Albert Camus

« col sol levante, col sol cadente »…

eglise-santissima-annunziata-cloitre
[…]Je ne me résignerai pas. De tout mon silence je protesterai jusqu’à la fin. Il n’y a pas à dire « faut » ; c’est ma révolte qui a raison, et cette joie qui est comme un pèlerin sur terre, il me la faut suivre pas à pas.
Les nuages grossissent au-dessus- du cloître et la nuit peu à peu assombrit les dalles où s’inscrit la morale dont on dote ceux qui sont morts.
Si j’avais à écrire ici un livre sur la morale, il aurait cent pages et 99 seraient blanches. Sur la dernière, j’écrirais : « Je ne connais qu’un seul devoir et c’est celui d’aimer. »
Et pour le reste, je dis non. Je dis non de toutes mes forces. Les dalles me disent que c’est inutile et que la vie est comme « col sol levante, col sol cadente ». Mais je ne vois pas ce que l’inutilité ôte à ma révolte et je sens bien ce qu’elle ajoute.[…]
Albert Camus
Carnets 1, 1937
Folio 5617 page 62
Dans ma bibliothèque le livre de Jean-François Mattéi
Citations expliquées de Camus
photo:  Florence Cloître des morts Santissima Annunziata

10 réflexions au sujet de “« col sol levante, col sol cadente »…”

  1.  » Le temps qui reste… »…: la chanson est jolie….!
    Mais vivre sa vie ….inclut …vivre sa mort ;
    et ces vers sont autant de dénie de cette mort…!
    “ La mort est dans la vie, la vie aidant la mort.
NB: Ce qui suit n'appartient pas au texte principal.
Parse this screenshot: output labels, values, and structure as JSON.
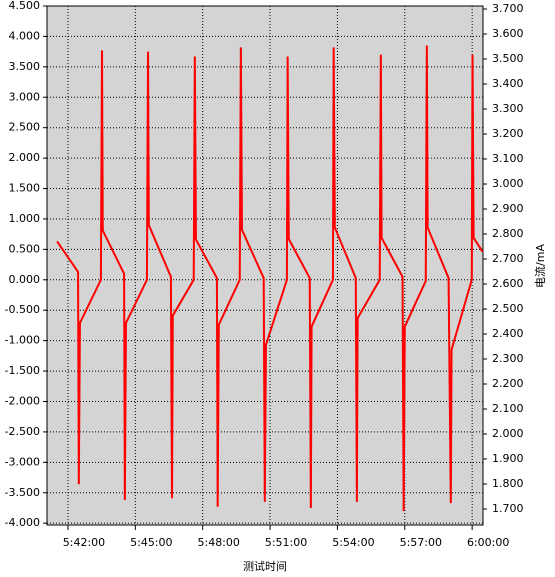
{
  "chart_data": {
    "type": "line",
    "x_label": "测试时间",
    "y2_label": "电流/mA",
    "grid": true,
    "x": [
      "5:41:31",
      "5:42:27",
      "5:42:29",
      "5:42:32",
      "5:43:28",
      "5:43:31",
      "5:43:33",
      "5:44:30",
      "5:44:32",
      "5:44:35",
      "5:45:31",
      "5:45:34",
      "5:45:36",
      "5:46:35",
      "5:46:38",
      "5:46:40",
      "5:47:36",
      "5:47:39",
      "5:47:42",
      "5:48:38",
      "5:48:40",
      "5:48:43",
      "5:49:39",
      "5:49:42",
      "5:49:45",
      "5:50:43",
      "5:50:46",
      "5:50:49",
      "5:51:45",
      "5:51:47",
      "5:51:50",
      "5:52:46",
      "5:52:49",
      "5:52:51",
      "5:53:48",
      "5:53:50",
      "5:53:53",
      "5:54:49",
      "5:54:52",
      "5:54:54",
      "5:55:53",
      "5:55:56",
      "5:55:58",
      "5:56:54",
      "5:56:57",
      "5:57:00",
      "5:57:56",
      "5:57:59",
      "5:58:01",
      "5:58:57",
      "5:59:03",
      "5:59:05",
      "5:59:59",
      "6:00:01",
      "6:00:04",
      "6:00:28"
    ],
    "series": [
      {
        "color": "#ff0000",
        "values": [
          0.63,
          0.13,
          -3.36,
          -0.71,
          0.0,
          3.77,
          0.81,
          0.1,
          -3.62,
          -0.71,
          0.0,
          3.75,
          0.9,
          0.05,
          -3.59,
          -0.59,
          0.0,
          3.67,
          0.66,
          0.03,
          -3.73,
          -0.74,
          0.0,
          3.82,
          0.82,
          0.03,
          -3.65,
          -1.07,
          0.0,
          3.67,
          0.67,
          0.03,
          -3.75,
          -0.77,
          0.0,
          3.82,
          0.86,
          0.03,
          -3.65,
          -0.63,
          0.0,
          3.7,
          0.69,
          0.05,
          -3.8,
          -0.77,
          -0.02,
          3.85,
          0.86,
          0.03,
          -3.67,
          -1.15,
          0.0,
          3.7,
          0.69,
          0.46
        ]
      }
    ],
    "xlim": [
      "5:41:04",
      "6:00:29"
    ],
    "xticks": [
      "5:42:00",
      "5:45:00",
      "5:48:00",
      "5:51:00",
      "5:54:00",
      "5:57:00",
      "6:00:00"
    ],
    "ylim": [
      -4.03,
      4.5
    ],
    "yticks": [
      {
        "value": -4,
        "label": "-4.000"
      },
      {
        "value": -3.5,
        "label": "-3.500"
      },
      {
        "value": -3,
        "label": "-3.000"
      },
      {
        "value": -2.5,
        "label": "-2.500"
      },
      {
        "value": -2,
        "label": "-2.000"
      },
      {
        "value": -1.5,
        "label": "-1.500"
      },
      {
        "value": -1,
        "label": "-1.000"
      },
      {
        "value": -0.5,
        "label": "-0.500"
      },
      {
        "value": 0,
        "label": "0.000"
      },
      {
        "value": 0.5,
        "label": "0.500"
      },
      {
        "value": 1,
        "label": "1.000"
      },
      {
        "value": 1.5,
        "label": "1.500"
      },
      {
        "value": 2,
        "label": "2.000"
      },
      {
        "value": 2.5,
        "label": "2.500"
      },
      {
        "value": 3,
        "label": "3.000"
      },
      {
        "value": 3.5,
        "label": "3.500"
      },
      {
        "value": 4,
        "label": "4.000"
      },
      {
        "value": 4.5,
        "label": "4.500"
      }
    ],
    "y2lim": [
      1.636,
      3.712
    ],
    "y2ticks": [
      {
        "value": 1.7,
        "label": "1.700"
      },
      {
        "value": 1.8,
        "label": "1.800"
      },
      {
        "value": 1.9,
        "label": "1.900"
      },
      {
        "value": 2.0,
        "label": "2.000"
      },
      {
        "value": 2.1,
        "label": "2.100"
      },
      {
        "value": 2.2,
        "label": "2.200"
      },
      {
        "value": 2.3,
        "label": "2.300"
      },
      {
        "value": 2.4,
        "label": "2.400"
      },
      {
        "value": 2.5,
        "label": "2.500"
      },
      {
        "value": 2.6,
        "label": "2.600"
      },
      {
        "value": 2.7,
        "label": "2.700"
      },
      {
        "value": 2.8,
        "label": "2.800"
      },
      {
        "value": 2.9,
        "label": "2.900"
      },
      {
        "value": 3.0,
        "label": "3.000"
      },
      {
        "value": 3.1,
        "label": "3.100"
      },
      {
        "value": 3.2,
        "label": "3.200"
      },
      {
        "value": 3.3,
        "label": "3.300"
      },
      {
        "value": 3.4,
        "label": "3.400"
      },
      {
        "value": 3.5,
        "label": "3.500"
      },
      {
        "value": 3.6,
        "label": "3.600"
      },
      {
        "value": 3.7,
        "label": "3.700"
      }
    ]
  }
}
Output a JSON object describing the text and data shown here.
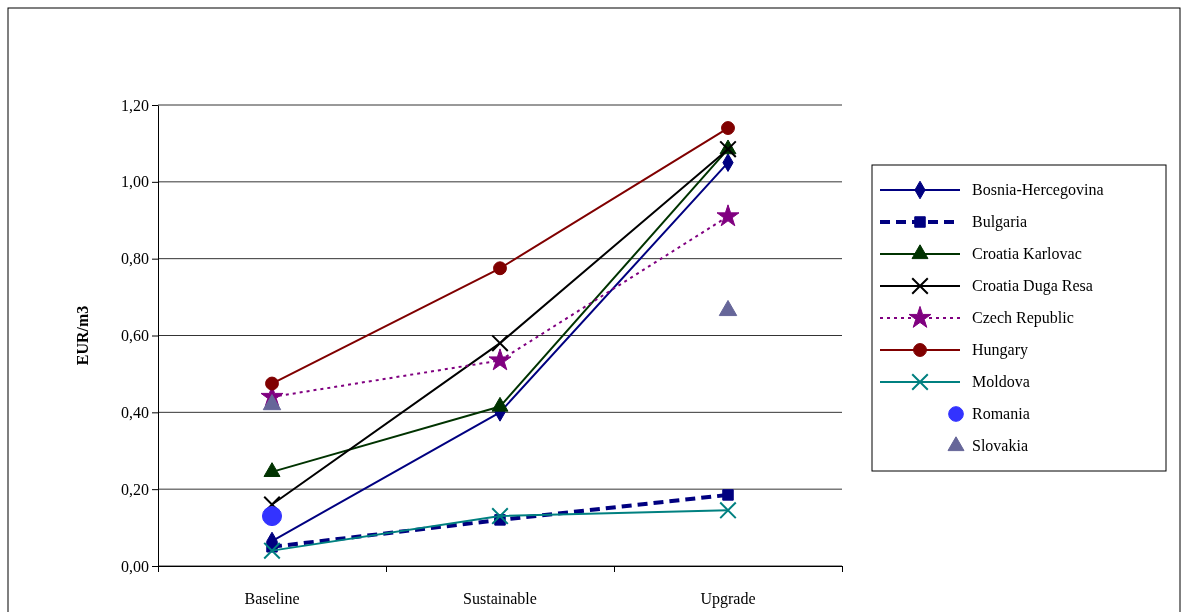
{
  "chart_data": {
    "type": "line",
    "ylabel": "EUR/m3",
    "categories": [
      "Baseline",
      "Sustainable",
      "Upgrade"
    ],
    "ylim": [
      0,
      1.2
    ],
    "yticks": [
      {
        "value": 0,
        "label": "0,00"
      },
      {
        "value": 0.2,
        "label": "0,20"
      },
      {
        "value": 0.4,
        "label": "0,40"
      },
      {
        "value": 0.6,
        "label": "0,60"
      },
      {
        "value": 0.8,
        "label": "0,80"
      },
      {
        "value": 1,
        "label": "1,00"
      },
      {
        "value": 1.2,
        "label": "1,20"
      }
    ],
    "grid": "y",
    "legend": "right",
    "series": [
      {
        "name": "Bosnia-Hercegovina",
        "color": "#000080",
        "marker": "diamond",
        "line_style": "solid",
        "values": [
          0.065,
          0.4,
          1.05
        ]
      },
      {
        "name": "Bulgaria",
        "color": "#000080",
        "marker": "square",
        "line_style": "dashed",
        "values": [
          0.05,
          0.12,
          0.185
        ]
      },
      {
        "name": "Croatia Karlovac",
        "color": "#003300",
        "marker": "triangle",
        "line_style": "solid",
        "values": [
          0.245,
          0.415,
          1.085
        ]
      },
      {
        "name": "Croatia Duga Resa",
        "color": "#000000",
        "marker": "cross",
        "line_style": "solid",
        "values": [
          0.16,
          0.58,
          1.085
        ]
      },
      {
        "name": "Czech Republic",
        "color": "#800080",
        "marker": "star",
        "line_style": "dotted",
        "values": [
          0.44,
          0.535,
          0.91
        ]
      },
      {
        "name": "Hungary",
        "color": "#800000",
        "marker": "circle",
        "line_style": "solid",
        "values": [
          0.475,
          0.775,
          1.14
        ]
      },
      {
        "name": "Moldova",
        "color": "#008080",
        "marker": "cross",
        "line_style": "solid",
        "values": [
          0.04,
          0.13,
          0.145
        ]
      },
      {
        "name": "Romania",
        "type": "scatter",
        "color": "#3333ff",
        "marker": "circle",
        "values": [
          0.13,
          null,
          null
        ]
      },
      {
        "name": "Slovakia",
        "type": "scatter",
        "color": "#666699",
        "marker": "triangle",
        "values": [
          0.42,
          null,
          0.665
        ]
      }
    ]
  }
}
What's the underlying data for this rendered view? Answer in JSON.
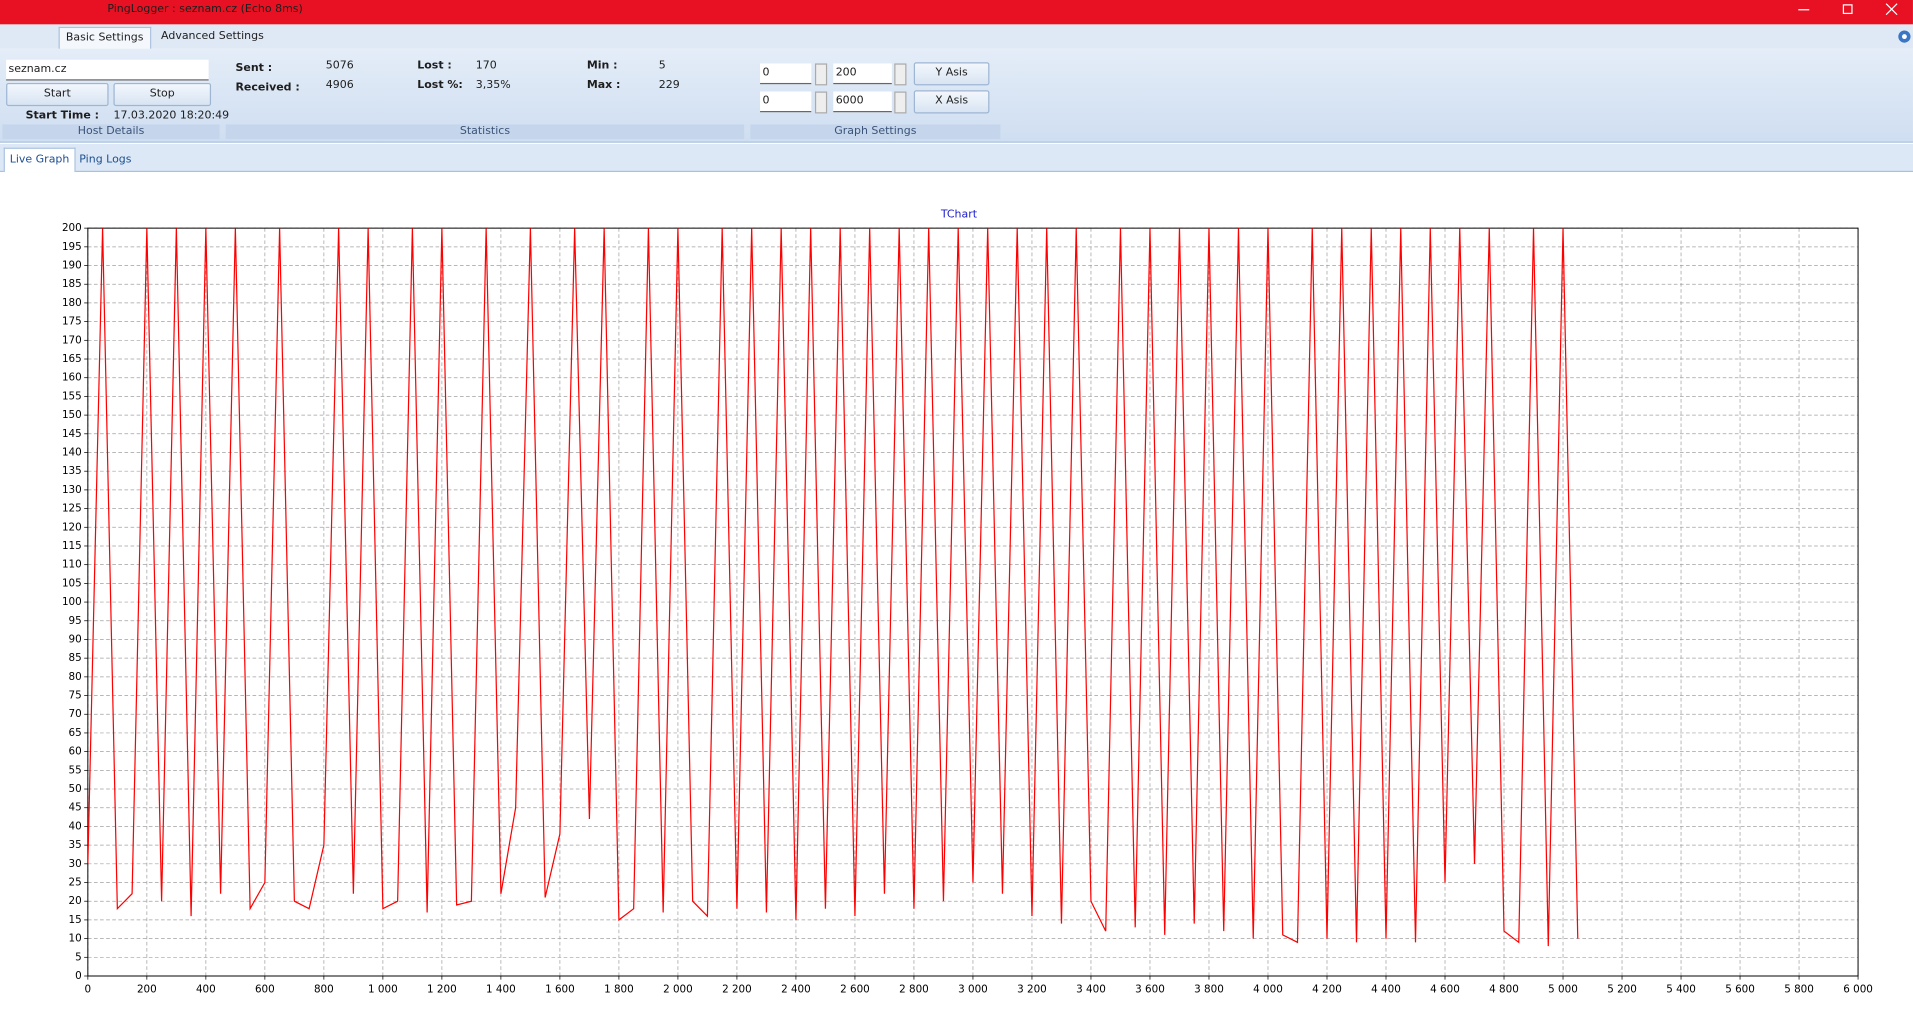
{
  "window": {
    "title": "PingLogger : seznam.cz (Echo 8ms)",
    "tabs": [
      "Basic Settings",
      "Advanced Settings"
    ]
  },
  "host_details": {
    "host": "seznam.cz",
    "start_button": "Start",
    "stop_button": "Stop",
    "start_time_label": "Start Time :",
    "start_time": "17.03.2020 18:20:49",
    "group_label": "Host Details"
  },
  "statistics": {
    "sent_label": "Sent :",
    "sent": 5076,
    "received_label": "Received :",
    "received": 4906,
    "lost_label": "Lost :",
    "lost": 170,
    "lost_percent_label": "Lost %:",
    "lost_percent": "3,35%",
    "min_label": "Min :",
    "min": 5,
    "max_label": "Max :",
    "max": 229,
    "group_label": "Statistics"
  },
  "graph_settings": {
    "y_min": 0,
    "y_max": 200,
    "x_min": 0,
    "x_max": 6000,
    "y_button": "Y Asis",
    "x_button": "X Asis",
    "group_label": "Graph Settings"
  },
  "view_tabs": [
    "Live Graph",
    "Ping Logs"
  ],
  "chart_data": {
    "type": "line",
    "title": "TChart",
    "color": "#ff0000",
    "grid": true,
    "x": [
      0,
      50,
      100,
      150,
      200,
      250,
      300,
      350,
      400,
      450,
      500,
      550,
      600,
      650,
      700,
      750,
      800,
      850,
      900,
      950,
      1000,
      1050,
      1100,
      1150,
      1200,
      1250,
      1300,
      1350,
      1400,
      1450,
      1500,
      1550,
      1600,
      1650,
      1700,
      1750,
      1800,
      1850,
      1900,
      1950,
      2000,
      2050,
      2100,
      2150,
      2200,
      2250,
      2300,
      2350,
      2400,
      2450,
      2500,
      2550,
      2600,
      2650,
      2700,
      2750,
      2800,
      2850,
      2900,
      2950,
      3000,
      3050,
      3100,
      3150,
      3200,
      3250,
      3300,
      3350,
      3400,
      3450,
      3500,
      3550,
      3600,
      3650,
      3700,
      3750,
      3800,
      3850,
      3900,
      3950,
      4000,
      4050,
      4100,
      4150,
      4200,
      4250,
      4300,
      4350,
      4400,
      4450,
      4500,
      4550,
      4600,
      4650,
      4700,
      4750,
      4800,
      4850,
      4900,
      4950,
      5000,
      5050
    ],
    "values": [
      30,
      200,
      18,
      22,
      200,
      20,
      200,
      16,
      200,
      22,
      200,
      18,
      25,
      200,
      20,
      18,
      35,
      200,
      22,
      200,
      18,
      20,
      200,
      17,
      200,
      19,
      20,
      200,
      22,
      45,
      200,
      21,
      38,
      200,
      42,
      200,
      15,
      18,
      200,
      17,
      200,
      20,
      16,
      200,
      18,
      200,
      17,
      200,
      15,
      200,
      18,
      200,
      16,
      200,
      22,
      200,
      18,
      200,
      20,
      200,
      25,
      200,
      22,
      200,
      16,
      200,
      14,
      200,
      20,
      12,
      200,
      13,
      200,
      11,
      200,
      14,
      200,
      12,
      200,
      10,
      200,
      11,
      9,
      200,
      10,
      200,
      9,
      200,
      10,
      200,
      9,
      200,
      25,
      200,
      30,
      200,
      12,
      9,
      200,
      8,
      200,
      10
    ],
    "xlim": [
      0,
      6000
    ],
    "ylim": [
      0,
      200
    ],
    "xticks": [
      0,
      200,
      400,
      600,
      800,
      {
        "value": 1000,
        "label": "1 000"
      },
      {
        "value": 1200,
        "label": "1 200"
      },
      {
        "value": 1400,
        "label": "1 400"
      },
      {
        "value": 1600,
        "label": "1 600"
      },
      {
        "value": 1800,
        "label": "1 800"
      },
      {
        "value": 2000,
        "label": "2 000"
      },
      {
        "value": 2200,
        "label": "2 200"
      },
      {
        "value": 2400,
        "label": "2 400"
      },
      {
        "value": 2600,
        "label": "2 600"
      },
      {
        "value": 2800,
        "label": "2 800"
      },
      {
        "value": 3000,
        "label": "3 000"
      },
      {
        "value": 3200,
        "label": "3 200"
      },
      {
        "value": 3400,
        "label": "3 400"
      },
      {
        "value": 3600,
        "label": "3 600"
      },
      {
        "value": 3800,
        "label": "3 800"
      },
      {
        "value": 4000,
        "label": "4 000"
      },
      {
        "value": 4200,
        "label": "4 200"
      },
      {
        "value": 4400,
        "label": "4 400"
      },
      {
        "value": 4600,
        "label": "4 600"
      },
      {
        "value": 4800,
        "label": "4 800"
      },
      {
        "value": 5000,
        "label": "5 000"
      },
      {
        "value": 5200,
        "label": "5 200"
      },
      {
        "value": 5400,
        "label": "5 400"
      },
      {
        "value": 5600,
        "label": "5 600"
      },
      {
        "value": 5800,
        "label": "5 800"
      },
      {
        "value": 6000,
        "label": "6 000"
      }
    ],
    "yticks": [
      0,
      5,
      10,
      15,
      20,
      25,
      30,
      35,
      40,
      45,
      50,
      55,
      60,
      65,
      70,
      75,
      80,
      85,
      90,
      95,
      100,
      105,
      110,
      115,
      120,
      125,
      130,
      135,
      140,
      145,
      150,
      155,
      160,
      165,
      170,
      175,
      180,
      185,
      190,
      195,
      200
    ]
  }
}
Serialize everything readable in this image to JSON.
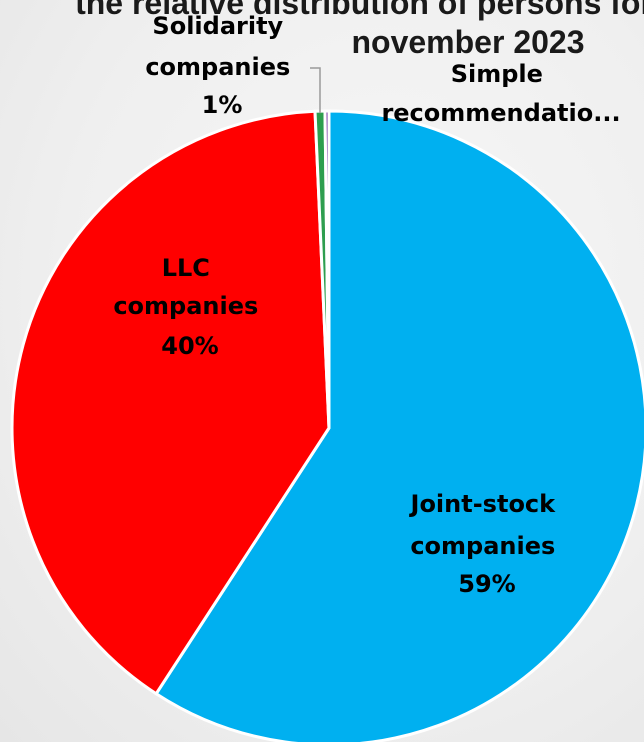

La vie est dans la mort, la mort aidant la vie. ”…. le célèbre jeu de mot de Prévert…et cet autre, toujours évoquant le départ et l’adieu…
    Et celui qui reste..sur le quai….!
     » « Le Temps nous égare Le Temps nous étreint Le Temps nous est gare Le Temps nous est train. »

    Jean -Loup Dabadie est très optimiste ….ou semble ignorer que le vécu de sa mort dépend essentiellement de sa dernière maladie…;
    et que ce ne sera pas la belle trajectoire rectiligne que s’envisage le chanteur : vivre, c’est accepter le passé, et  » l’à venir « , autrement que dans une projection du passé ou des réactions qu’il a suscitées…

    Et tout cela s’inscrit dans le dénie actuel, banalisant, de la Mort, et assurément la société voudrait que l’on balaie sa peine, que l’on fasse du deuil une courte parenthèse….dans un grand étourdissement hédoniste..!
    Encore plus s’il est simplement avenir…même pas à venir!!

    “ Nous sommes libérés par ce que nous acceptons mais nous sommes prisonniers de ce que nous refusons. ” phrase culte attribuée à Swami Prâjnanpad, ( ou un collectif…)
    Vivre…c’est tout autant cela que l’engagement, seul garant de la Liberté…qu’ont croirait trouver dans la superficialité débridée…

    Vivre…comme à cette barre qui suit toutes les sautes du vent pour avoir et garder sa toile pleine…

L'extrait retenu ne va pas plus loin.